Upon its introduction in 1968, the new Jaguar XJ-6 replaced all the sedans which preceded it. The signature 4.2-liter DOHC six-cylinder engine delivered 180 hp and was matched with anti-dive suspension, power rack-and-pinion steering, power disc brakes, and either an automatic or manual 4-speed transmission with overdrive. Inside there were leather seats, walnut fascias, and enough gauges for a small plane. An up-market sibling, the six-cylinder Daimler Sovereign, was introduced in 1969.
The XJ-6 was the last Jaguar designed by company founder William Lyons, and it was a fine balance of refinement, luxury, and performance. Handling was superb for a four-door sedan.

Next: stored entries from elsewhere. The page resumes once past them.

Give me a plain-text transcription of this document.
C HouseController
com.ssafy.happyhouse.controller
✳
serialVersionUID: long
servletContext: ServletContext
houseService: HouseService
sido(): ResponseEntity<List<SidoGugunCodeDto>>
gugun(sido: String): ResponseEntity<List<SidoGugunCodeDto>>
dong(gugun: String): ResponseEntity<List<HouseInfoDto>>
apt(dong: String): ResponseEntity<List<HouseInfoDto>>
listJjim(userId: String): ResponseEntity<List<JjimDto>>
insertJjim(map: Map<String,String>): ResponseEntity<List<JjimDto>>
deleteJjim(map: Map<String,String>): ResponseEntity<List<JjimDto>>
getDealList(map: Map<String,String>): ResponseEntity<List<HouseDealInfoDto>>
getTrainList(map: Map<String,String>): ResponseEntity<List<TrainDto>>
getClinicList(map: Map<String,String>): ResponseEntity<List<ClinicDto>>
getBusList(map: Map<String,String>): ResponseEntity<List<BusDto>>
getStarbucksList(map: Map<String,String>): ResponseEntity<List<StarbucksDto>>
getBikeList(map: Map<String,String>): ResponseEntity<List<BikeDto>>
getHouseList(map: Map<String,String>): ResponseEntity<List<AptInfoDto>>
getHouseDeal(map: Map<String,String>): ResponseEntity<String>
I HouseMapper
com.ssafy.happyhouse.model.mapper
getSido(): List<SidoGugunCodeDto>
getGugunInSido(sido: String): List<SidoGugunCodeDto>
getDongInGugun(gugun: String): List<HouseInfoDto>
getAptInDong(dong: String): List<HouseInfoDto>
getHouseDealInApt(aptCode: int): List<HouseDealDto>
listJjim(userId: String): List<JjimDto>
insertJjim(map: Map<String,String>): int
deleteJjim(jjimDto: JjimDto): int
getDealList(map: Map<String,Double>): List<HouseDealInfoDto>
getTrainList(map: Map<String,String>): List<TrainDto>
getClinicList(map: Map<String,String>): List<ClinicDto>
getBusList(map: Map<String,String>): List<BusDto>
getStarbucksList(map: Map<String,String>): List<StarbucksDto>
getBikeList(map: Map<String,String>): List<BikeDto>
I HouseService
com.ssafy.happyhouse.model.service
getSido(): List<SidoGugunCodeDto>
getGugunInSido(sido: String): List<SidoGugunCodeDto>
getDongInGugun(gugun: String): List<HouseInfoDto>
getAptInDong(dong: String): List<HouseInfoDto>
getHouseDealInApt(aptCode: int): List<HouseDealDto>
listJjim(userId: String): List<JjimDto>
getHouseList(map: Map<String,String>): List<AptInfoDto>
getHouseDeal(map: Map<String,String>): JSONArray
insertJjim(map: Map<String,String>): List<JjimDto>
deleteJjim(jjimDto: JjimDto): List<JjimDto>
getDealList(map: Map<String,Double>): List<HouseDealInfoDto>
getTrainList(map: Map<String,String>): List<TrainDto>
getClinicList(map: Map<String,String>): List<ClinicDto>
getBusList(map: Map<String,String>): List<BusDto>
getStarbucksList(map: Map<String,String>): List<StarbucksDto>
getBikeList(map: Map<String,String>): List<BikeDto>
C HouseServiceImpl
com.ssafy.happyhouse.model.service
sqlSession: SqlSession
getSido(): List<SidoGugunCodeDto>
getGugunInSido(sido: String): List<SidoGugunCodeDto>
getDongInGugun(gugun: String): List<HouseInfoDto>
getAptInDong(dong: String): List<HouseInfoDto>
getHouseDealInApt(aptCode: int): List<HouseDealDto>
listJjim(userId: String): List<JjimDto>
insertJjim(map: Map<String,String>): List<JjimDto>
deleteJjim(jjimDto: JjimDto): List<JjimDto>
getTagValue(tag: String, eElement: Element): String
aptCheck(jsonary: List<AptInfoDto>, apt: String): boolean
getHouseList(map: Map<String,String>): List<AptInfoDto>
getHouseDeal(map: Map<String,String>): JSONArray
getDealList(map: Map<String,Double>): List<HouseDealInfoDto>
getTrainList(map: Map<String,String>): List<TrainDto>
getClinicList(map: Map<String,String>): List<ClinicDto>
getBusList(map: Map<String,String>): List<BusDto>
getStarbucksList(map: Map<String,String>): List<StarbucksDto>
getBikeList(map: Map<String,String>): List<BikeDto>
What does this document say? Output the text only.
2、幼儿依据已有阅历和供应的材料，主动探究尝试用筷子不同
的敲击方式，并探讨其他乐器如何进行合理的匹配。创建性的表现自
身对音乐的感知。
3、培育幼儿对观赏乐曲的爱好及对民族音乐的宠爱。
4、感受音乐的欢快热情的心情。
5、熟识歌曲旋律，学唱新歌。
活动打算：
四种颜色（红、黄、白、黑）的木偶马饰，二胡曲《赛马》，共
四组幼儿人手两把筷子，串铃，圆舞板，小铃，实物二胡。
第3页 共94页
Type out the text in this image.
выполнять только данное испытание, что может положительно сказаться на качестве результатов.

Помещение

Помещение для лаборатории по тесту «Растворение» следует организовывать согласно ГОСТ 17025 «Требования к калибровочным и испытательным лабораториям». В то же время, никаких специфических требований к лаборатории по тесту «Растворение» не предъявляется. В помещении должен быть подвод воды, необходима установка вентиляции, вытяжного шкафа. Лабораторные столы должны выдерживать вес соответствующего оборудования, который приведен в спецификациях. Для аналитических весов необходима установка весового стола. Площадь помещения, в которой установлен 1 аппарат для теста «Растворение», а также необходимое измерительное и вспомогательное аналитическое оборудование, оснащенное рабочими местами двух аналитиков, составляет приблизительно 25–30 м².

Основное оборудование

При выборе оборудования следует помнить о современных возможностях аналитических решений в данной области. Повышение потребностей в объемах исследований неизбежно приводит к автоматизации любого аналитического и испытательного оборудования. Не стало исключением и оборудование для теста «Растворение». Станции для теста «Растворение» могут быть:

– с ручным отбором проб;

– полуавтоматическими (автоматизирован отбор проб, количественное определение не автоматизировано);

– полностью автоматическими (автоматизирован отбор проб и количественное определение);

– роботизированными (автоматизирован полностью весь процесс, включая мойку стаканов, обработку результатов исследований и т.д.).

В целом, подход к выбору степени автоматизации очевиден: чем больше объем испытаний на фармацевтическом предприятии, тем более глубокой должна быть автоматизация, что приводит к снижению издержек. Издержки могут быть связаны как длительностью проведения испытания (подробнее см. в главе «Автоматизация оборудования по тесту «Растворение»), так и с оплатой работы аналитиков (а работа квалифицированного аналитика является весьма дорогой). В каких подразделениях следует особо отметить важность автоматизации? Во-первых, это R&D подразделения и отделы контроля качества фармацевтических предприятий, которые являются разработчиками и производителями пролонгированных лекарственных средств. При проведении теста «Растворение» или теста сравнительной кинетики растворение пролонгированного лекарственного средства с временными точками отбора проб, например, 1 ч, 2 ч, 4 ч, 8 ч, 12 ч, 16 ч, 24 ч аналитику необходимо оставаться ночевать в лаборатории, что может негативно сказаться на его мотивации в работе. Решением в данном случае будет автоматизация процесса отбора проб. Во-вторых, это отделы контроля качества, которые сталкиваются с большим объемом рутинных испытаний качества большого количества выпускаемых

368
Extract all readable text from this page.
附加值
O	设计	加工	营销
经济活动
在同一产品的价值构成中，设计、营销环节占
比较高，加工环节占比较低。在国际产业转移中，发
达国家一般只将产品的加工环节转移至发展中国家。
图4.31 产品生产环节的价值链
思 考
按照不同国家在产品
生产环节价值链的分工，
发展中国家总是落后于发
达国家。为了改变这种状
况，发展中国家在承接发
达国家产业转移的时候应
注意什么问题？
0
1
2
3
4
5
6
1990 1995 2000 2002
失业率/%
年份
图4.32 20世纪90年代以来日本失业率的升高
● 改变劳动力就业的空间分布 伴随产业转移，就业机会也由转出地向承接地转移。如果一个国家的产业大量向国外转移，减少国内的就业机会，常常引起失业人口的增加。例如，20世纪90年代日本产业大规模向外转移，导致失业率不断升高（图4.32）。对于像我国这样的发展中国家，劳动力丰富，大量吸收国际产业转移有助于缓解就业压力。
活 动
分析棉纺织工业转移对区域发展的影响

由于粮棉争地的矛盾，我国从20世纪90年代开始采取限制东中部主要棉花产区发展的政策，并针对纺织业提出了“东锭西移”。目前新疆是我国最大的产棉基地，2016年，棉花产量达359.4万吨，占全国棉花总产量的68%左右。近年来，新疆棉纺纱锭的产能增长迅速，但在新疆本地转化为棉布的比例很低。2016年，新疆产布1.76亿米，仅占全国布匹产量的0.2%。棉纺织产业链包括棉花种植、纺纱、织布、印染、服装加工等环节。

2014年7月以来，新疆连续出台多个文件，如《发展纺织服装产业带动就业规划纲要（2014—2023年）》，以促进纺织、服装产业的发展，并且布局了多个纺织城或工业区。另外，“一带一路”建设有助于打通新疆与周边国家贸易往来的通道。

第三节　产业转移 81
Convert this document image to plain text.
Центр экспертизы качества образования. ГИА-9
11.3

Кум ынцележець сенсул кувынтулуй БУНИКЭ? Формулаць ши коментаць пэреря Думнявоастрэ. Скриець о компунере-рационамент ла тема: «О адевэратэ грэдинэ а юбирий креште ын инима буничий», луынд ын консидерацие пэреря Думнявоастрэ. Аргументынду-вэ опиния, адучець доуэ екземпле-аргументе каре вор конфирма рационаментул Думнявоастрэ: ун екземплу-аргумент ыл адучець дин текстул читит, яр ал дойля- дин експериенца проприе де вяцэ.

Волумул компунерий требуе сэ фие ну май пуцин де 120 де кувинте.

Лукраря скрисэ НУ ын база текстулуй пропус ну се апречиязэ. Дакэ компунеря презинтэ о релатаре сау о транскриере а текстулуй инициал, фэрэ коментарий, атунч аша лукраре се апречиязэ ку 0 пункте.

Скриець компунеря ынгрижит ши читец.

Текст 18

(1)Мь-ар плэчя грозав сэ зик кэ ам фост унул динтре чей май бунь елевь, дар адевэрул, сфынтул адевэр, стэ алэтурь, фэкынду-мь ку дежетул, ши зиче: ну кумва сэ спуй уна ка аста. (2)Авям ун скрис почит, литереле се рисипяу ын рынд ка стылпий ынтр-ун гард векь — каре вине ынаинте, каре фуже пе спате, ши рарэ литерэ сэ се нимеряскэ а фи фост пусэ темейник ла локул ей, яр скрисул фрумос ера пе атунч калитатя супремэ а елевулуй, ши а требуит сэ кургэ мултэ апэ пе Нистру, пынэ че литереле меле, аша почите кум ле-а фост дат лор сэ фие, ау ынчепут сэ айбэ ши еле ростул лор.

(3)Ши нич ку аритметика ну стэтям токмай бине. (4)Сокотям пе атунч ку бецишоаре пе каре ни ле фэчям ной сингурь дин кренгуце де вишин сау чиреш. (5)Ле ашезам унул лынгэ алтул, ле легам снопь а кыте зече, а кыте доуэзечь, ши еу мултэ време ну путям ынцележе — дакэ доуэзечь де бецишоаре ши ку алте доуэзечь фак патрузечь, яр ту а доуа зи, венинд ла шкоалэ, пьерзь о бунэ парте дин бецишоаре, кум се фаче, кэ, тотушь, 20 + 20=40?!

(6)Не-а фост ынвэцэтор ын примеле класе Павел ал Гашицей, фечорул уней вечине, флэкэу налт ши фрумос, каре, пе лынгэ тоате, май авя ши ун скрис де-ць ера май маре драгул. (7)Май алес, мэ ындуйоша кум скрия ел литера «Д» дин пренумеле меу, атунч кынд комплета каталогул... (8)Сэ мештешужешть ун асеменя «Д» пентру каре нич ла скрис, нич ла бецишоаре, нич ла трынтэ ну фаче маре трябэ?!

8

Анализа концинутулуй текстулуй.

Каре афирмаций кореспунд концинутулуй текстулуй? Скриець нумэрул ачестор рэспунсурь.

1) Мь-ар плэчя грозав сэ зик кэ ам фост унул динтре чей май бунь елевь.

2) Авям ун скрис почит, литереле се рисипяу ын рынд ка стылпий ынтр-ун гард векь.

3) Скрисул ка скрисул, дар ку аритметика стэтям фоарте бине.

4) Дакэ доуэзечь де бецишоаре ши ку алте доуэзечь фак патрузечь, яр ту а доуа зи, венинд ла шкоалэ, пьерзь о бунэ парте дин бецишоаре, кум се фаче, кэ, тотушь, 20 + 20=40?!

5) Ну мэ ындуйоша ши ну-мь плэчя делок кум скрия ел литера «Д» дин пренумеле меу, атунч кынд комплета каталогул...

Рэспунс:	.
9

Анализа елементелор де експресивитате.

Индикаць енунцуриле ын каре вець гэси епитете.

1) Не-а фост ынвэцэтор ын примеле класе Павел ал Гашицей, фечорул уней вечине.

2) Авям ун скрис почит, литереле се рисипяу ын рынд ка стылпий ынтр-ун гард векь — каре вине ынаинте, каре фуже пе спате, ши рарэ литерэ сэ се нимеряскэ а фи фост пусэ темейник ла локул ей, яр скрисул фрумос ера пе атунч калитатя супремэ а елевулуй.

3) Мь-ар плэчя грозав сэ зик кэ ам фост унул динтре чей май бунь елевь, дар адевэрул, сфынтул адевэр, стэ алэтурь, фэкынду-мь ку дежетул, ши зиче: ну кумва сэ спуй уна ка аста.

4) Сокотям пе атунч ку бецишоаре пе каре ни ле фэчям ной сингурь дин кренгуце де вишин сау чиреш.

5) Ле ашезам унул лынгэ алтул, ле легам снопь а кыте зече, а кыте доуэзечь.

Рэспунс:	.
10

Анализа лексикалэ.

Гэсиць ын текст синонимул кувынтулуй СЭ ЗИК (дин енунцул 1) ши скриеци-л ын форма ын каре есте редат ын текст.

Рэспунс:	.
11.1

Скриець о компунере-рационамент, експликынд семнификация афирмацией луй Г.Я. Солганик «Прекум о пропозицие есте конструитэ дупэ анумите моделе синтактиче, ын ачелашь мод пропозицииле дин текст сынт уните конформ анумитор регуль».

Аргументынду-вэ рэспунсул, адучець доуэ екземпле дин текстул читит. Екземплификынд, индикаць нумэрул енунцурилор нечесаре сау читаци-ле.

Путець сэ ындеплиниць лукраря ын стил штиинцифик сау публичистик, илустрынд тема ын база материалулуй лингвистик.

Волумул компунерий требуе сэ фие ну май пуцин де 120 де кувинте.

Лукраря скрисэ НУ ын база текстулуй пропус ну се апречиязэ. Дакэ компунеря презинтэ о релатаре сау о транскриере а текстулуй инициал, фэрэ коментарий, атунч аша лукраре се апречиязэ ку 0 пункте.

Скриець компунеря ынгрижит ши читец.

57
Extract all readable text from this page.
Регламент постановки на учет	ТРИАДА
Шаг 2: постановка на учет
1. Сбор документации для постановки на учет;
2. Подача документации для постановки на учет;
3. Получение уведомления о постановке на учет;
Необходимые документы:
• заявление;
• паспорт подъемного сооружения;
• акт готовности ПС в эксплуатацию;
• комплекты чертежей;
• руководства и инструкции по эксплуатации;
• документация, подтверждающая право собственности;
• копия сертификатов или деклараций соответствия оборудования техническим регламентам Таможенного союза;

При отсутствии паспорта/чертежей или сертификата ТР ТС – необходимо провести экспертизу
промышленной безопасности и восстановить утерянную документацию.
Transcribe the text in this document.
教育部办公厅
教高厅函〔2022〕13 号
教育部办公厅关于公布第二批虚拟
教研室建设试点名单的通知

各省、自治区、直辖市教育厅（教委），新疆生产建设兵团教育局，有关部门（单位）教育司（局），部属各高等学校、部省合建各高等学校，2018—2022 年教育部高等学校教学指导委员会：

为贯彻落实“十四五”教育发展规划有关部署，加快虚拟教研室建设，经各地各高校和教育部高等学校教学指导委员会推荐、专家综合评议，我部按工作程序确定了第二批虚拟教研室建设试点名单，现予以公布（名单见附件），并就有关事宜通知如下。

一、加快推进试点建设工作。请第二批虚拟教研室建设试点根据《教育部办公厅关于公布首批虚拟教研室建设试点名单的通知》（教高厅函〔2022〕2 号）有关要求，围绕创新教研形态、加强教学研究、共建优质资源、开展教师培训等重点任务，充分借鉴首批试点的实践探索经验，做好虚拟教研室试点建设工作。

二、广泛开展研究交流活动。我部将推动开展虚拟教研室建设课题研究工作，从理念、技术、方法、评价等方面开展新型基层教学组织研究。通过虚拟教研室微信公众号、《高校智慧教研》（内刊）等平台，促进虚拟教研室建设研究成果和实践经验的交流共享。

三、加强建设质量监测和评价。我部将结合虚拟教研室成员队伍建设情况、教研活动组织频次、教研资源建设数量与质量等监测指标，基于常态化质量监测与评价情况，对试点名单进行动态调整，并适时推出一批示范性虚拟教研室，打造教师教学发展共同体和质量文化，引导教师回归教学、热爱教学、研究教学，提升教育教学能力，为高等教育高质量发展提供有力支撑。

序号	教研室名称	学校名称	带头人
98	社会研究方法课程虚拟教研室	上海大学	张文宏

The first series XJ-12 (and its Daimler Double Six cousin) followed in 1972, using the SIII E-Type’s 5.3-liter motor. Air conditioning was standard, but no manual transmission was offered. Fuel injection replaced the quad carbs and boosted the V-12’s 244 hp to 285 hp in 1975 in the second series XJ-12, and the collectible two-door coupe was introduced the same year in both 6-cylinder and V-12 configurations. Neither was very popular with the buying public when new, so today these particular body styles are much sought after.
A final redesign to the initial XJ run occurred in 1979, courtesy of Pininfarina, who raised the Series III XJ-6 and XJ-12 roof at the rear and added a “kick” to the back fender. Additionally, quality control improved significantly during third series production. By 1987 the XJ-40 replaced the XJ-40, while the XJ-12 soldiered on until 1991. Daimler Double Six models were built alongside the Jaguars, with bespoke interior and vinyl roofs, and the very last V-12 was a Daimler Double Six in 1992.
Enthusiasts tend to gravitate towards the 4.2-liter six-cylinder today simply because they are much easier to work on. They are mostly reliable, too, although cars equipped with air conditioning tend to be more inclined to cylinder head gasket failures. Look for cars that have been regularly exercised.
The V-12 engine, on the other hand, is much more difficult to maintain. Overheating issues from mild to drastic can result from high underhood temperatures. Much like the V-12-powered Jaguar XJS, the biggest single problem to be aware of on an XJ-12 involves the fuel system, where fuel vaporizing and over-pressurizing fuel hoses can occur when the car is switched off after a hot drive, potentially leading to engine fires.
While it is a bit more persnickety, the Jaguar V-12 carries with it considerable cachet, and it is silky smooth when found in good tune, which makes it an appealing option. Good XJ-12s can be difficult to locate, though and rough cars should be only a last resort. The wisdom of buying the best car possible was never truer, and even very low mileage examples remain affordably priced.